As a member of National Science Foundation-sponsored Geotechnical Extreme Events Reconnaissance, or GEER, Oathes was deployed by GEER on Saturday, April 6 and on Monday, April 8 as a member of a small rapid scout team to capture any perishable data that might only be available for a short period of time due to weather or clean-up efforts in the vicinity of the quake’s epicenter.  

“Examples include homeowners cleaning up debris that may have fallen from their homes, or water washing away evidence of landslides or cracks,” explains Oathes. “Large storms after past earthquakes have washed away evidence and reduced reconnaissance effectiveness.” 

A No Damage Report 

Two people are pictured from behind as they walk along a path in the woods. One is wearing a red jacket and white hat. The person on the right has on a yellow reflective vest and a white hardhat.
Tyler Oathes, pictured at left, and GEER team member evaluate potential earthquake damage.

The team goal was to evaluate any observed structural damage from the earthquake to determine if a full reconnaissance team would be needed.  The team, which travelled in two vehicles, issued a “No Damage” report, having seen no evidence of cracking, landslides, or liquefaction from the quake’s ground movement.  

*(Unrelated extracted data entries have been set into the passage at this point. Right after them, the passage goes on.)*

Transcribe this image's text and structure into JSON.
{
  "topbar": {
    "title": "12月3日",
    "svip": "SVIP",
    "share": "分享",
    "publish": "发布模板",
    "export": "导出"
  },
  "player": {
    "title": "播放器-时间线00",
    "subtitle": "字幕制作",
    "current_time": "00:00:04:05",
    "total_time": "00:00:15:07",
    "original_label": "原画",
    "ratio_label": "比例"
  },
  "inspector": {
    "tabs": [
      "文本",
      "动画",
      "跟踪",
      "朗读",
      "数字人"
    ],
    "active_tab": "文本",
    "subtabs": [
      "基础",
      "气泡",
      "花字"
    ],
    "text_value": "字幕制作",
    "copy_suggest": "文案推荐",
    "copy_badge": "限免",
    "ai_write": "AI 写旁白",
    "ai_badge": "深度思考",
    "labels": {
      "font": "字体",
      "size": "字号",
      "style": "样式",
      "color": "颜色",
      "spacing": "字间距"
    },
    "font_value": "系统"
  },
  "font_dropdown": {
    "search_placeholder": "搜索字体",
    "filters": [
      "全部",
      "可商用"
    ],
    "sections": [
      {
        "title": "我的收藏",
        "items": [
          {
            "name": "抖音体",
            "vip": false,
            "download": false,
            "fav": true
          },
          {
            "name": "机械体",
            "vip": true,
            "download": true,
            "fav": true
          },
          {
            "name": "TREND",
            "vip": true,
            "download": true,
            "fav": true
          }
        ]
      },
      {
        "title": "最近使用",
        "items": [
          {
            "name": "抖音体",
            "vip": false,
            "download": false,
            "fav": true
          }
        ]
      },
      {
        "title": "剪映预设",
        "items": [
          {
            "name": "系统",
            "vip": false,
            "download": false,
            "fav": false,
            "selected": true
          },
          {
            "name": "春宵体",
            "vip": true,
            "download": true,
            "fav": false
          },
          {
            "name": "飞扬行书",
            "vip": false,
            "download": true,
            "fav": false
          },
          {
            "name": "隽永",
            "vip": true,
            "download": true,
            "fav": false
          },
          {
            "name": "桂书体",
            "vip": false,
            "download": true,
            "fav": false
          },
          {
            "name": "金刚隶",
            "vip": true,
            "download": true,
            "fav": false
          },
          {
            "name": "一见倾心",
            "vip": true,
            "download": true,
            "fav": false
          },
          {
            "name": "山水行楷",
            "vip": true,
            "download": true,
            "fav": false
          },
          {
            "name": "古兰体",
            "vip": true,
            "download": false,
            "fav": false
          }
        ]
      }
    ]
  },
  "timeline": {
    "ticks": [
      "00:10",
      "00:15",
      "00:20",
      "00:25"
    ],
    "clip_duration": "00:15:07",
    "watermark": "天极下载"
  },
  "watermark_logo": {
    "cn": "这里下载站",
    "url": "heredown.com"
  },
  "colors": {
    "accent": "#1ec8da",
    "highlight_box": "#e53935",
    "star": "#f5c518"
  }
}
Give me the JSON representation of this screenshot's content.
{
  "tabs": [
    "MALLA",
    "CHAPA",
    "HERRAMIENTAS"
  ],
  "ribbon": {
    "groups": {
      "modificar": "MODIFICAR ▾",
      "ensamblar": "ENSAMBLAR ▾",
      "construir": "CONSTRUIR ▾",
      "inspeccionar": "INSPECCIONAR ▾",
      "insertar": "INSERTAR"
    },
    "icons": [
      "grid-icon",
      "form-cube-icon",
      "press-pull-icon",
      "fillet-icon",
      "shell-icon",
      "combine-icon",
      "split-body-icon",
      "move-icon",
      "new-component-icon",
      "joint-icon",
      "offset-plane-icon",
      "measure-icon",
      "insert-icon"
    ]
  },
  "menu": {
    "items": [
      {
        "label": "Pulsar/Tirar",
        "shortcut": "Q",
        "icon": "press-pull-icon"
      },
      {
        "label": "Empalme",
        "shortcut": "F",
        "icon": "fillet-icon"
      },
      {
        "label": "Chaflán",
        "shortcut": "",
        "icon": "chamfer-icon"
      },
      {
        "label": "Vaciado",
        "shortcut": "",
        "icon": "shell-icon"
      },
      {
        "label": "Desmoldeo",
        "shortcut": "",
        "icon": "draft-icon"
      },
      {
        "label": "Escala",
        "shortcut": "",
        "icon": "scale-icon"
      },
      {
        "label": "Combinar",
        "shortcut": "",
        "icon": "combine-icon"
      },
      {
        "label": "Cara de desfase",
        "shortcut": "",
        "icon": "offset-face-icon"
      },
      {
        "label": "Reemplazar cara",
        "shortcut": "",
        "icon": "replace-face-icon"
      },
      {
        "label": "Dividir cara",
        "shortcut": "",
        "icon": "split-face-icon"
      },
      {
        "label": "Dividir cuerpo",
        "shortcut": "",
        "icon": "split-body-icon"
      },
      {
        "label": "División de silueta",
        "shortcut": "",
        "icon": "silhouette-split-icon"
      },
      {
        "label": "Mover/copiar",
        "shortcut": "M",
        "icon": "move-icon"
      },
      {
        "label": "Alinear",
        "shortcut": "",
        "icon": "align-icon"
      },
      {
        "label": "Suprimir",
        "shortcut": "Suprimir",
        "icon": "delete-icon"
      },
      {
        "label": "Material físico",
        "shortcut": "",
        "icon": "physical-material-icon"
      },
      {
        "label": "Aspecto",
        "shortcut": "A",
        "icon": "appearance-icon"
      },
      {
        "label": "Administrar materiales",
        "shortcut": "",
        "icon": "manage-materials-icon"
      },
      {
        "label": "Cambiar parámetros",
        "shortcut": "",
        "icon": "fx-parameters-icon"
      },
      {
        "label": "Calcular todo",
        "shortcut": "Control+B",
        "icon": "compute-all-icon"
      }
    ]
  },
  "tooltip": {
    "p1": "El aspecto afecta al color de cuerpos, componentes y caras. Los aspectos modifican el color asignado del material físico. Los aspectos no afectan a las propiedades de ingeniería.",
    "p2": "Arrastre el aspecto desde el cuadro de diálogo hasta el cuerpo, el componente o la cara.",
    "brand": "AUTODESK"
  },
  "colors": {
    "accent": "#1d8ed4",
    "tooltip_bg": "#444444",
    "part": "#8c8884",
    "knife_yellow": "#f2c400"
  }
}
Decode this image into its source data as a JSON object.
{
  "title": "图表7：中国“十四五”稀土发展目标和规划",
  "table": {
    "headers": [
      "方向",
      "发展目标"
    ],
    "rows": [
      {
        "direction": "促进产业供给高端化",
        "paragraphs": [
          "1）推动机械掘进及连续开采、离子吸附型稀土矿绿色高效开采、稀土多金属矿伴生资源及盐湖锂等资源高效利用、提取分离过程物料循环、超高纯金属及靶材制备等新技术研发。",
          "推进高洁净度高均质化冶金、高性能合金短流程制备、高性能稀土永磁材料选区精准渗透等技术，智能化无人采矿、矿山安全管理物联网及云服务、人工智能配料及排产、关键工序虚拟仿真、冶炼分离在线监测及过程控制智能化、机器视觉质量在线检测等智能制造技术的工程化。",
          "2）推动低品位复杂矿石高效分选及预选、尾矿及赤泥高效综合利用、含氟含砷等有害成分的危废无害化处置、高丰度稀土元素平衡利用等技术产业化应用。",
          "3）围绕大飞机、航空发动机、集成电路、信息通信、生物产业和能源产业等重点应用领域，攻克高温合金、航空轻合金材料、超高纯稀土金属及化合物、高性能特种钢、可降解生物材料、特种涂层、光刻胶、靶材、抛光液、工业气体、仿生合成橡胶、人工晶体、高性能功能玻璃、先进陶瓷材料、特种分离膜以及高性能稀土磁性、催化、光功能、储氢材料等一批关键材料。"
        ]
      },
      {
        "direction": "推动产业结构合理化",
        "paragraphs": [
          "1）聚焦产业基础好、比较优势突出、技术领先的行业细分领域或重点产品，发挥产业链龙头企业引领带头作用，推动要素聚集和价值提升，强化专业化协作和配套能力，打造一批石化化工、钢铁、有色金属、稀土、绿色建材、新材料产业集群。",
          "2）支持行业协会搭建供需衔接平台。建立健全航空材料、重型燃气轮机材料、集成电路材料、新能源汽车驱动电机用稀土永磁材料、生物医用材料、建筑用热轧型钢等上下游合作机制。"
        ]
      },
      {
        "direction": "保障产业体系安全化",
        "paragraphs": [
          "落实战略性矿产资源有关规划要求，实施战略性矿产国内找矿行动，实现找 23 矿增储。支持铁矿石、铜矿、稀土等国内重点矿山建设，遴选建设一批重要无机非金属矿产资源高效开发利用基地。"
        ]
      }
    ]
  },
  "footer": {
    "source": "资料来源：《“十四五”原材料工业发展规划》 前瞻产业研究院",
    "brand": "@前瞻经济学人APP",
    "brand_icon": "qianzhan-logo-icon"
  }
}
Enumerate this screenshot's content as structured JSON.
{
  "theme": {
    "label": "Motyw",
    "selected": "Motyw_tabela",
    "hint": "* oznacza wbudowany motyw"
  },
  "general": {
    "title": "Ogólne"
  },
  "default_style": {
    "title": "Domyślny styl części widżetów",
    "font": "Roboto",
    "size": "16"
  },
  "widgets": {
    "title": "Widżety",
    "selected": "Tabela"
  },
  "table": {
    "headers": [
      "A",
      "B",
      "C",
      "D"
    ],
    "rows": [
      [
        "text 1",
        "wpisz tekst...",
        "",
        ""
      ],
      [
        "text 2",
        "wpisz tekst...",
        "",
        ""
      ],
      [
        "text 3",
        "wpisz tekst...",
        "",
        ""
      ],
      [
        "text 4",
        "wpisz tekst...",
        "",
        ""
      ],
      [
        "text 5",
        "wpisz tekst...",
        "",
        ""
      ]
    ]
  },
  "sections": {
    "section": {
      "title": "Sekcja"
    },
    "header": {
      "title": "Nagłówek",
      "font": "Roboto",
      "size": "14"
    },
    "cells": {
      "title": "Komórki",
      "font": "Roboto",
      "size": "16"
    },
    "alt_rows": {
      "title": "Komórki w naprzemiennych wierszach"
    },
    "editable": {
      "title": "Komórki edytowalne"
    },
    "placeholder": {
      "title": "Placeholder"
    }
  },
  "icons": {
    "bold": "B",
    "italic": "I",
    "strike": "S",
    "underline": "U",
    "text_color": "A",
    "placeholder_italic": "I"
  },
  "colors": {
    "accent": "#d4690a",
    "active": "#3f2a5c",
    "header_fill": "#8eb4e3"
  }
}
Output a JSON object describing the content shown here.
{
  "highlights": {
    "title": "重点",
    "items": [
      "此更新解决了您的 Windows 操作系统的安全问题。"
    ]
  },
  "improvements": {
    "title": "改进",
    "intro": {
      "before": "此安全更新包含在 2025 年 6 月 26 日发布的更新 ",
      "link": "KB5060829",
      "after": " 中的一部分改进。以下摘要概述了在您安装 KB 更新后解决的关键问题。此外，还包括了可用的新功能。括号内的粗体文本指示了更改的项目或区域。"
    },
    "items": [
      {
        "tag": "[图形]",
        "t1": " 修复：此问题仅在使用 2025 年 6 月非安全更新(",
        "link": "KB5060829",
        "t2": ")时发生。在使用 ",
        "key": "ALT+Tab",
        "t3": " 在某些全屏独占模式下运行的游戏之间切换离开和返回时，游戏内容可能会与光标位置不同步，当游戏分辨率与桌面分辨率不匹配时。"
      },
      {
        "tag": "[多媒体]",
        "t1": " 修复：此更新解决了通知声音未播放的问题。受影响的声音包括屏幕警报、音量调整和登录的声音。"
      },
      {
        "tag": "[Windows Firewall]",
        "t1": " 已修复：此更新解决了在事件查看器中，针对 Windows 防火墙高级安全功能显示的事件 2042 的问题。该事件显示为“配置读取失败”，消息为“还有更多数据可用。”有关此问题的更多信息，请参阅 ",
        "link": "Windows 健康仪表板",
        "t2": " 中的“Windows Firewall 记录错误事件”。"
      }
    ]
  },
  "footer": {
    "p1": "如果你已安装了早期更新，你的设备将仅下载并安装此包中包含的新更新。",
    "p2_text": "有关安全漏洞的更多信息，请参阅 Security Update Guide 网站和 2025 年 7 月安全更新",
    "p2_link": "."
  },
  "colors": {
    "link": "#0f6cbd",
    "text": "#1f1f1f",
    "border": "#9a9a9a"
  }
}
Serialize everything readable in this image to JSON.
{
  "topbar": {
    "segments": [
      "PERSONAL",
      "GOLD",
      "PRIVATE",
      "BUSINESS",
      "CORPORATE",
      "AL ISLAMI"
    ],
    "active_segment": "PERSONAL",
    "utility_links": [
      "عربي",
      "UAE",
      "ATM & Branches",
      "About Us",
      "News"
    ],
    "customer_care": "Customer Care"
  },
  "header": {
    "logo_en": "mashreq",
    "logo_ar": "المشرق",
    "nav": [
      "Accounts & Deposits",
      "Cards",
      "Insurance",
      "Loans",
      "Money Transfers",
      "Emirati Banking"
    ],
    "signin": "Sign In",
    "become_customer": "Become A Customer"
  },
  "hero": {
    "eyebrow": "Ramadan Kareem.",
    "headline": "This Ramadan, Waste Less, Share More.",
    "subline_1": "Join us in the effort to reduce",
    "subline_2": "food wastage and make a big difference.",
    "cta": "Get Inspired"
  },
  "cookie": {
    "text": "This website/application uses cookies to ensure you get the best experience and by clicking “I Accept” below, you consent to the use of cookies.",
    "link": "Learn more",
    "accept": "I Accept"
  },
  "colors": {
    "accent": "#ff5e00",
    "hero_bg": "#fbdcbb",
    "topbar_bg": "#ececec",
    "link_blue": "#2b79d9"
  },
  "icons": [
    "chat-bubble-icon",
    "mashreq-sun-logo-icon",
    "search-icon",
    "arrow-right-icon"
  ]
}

According to Oathes, while the team did observe minimal damage to one home that was roughly 500 feet from the epicenter, they have not heard of any damage inflicted by the 70 reported aftershocks as of April 16. 

“Generally, an earthquake of this size is expected to cause very light, minor damage, which is consistent with what occurred on April 5,” he notes. 

Preparing for a Quake 

“While earthquakes may not be at the front of our minds in this area, it is important to be prepared,” says Oathes. 

To help prepare for future earthquake events, the US Geological Survey (USGS) has placed strong motion sensors in a home near the epicenter, and Oathes expects more sensors will be placed in the surrounding area. 

Yet the April 5 earthquake is a reminder that preparing for quakes is much like preparing for any disaster, including  a contact list, and a go bag with essential supplies such as medicines and identification.  

“During an earthquake, you want to avoid moving too much while finding an area away from falling objects,” Oathes advises. “If indoors, get under a desk or table, or stand in a doorframe. If outside, get into the open, away from anything that can fall on you.” 

While geologic differences between the east and west coasts mean that the impact of earthquakes like the one on April 5 is often felt further away than that of their west coast counterparts, the  good news is that even though earthquakes are relatively rare phenomena in New Jersey and New York, newer buildings designed to seismic code should perform well, as was the case in the recent quake. As a GEER team engineer, Oathes states, “It was promising to see everything behave so well.”